Hacking Neural Evaluation Metrics with Single Hub Text
Hiroyuki Deguchi, Katsuki Chousa, Yusuke Sakai
TL;DR
Embedding-based neural evaluation metrics correlate with human judgments but are vulnerable to hubness in discrete text space. The authors present a three-step pipeline—hub training in continuous space, hub decoding via an inversion model, and local search over the vocabulary—to produce hub texts that consistently receive high COMET scores across inputs. In WMT'23/24 En--Ja and En--De, a single hub text outperformed M2M100 translations on COMET scores and generalized to cross-language pairs, highlighting reliability and safety concerns for single-metric evaluation.

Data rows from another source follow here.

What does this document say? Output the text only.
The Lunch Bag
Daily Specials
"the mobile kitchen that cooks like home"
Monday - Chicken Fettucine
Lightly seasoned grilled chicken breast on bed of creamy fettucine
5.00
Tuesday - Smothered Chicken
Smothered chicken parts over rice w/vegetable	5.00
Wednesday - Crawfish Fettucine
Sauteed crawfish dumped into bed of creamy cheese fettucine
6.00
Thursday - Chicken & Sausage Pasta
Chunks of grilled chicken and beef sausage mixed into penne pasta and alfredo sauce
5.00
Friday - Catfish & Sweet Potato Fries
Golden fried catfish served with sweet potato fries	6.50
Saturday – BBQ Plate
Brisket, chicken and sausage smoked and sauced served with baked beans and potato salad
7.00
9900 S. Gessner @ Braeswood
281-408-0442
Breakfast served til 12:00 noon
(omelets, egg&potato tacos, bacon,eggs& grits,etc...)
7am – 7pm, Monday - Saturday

The work argues for sanity checks and multi-metric evaluation to mitigate exploitation of metric vulnerabilities and provides NP-hardness and practical complexity analyses.
Abstract
Strongly human-correlated evaluation metrics serve as an essential compass for the development and improvement of generation models and must be highly reliable and robust. Recent embedding-based neural text evaluation metrics, such as COMET for translation tasks, are widely used in both research and development fields. However, there is no guarantee that they yield reliable evaluation results due to the black-box nature of neural networks. To raise concerns about the reliability and safety of such metrics, we propose a method for finding a single adversarial text in the discrete space that is consistently evaluated as high-quality, regardless of the test cases, to identify the vulnerabilities in evaluation metrics. The single hub text found with our method achieved 79.1 COMET% and 67.8 COMET% in the WMT'24 English-to-Japanese (En--Ja) and English-to-German (En--De) translation tasks, respectively, outperforming translations generated individually for each source sentence by using M2M100, a general translation model. Furthermore, we also confirmed that the hub text found with our method generalizes across multiple language pairs such as Ja--En and De--En.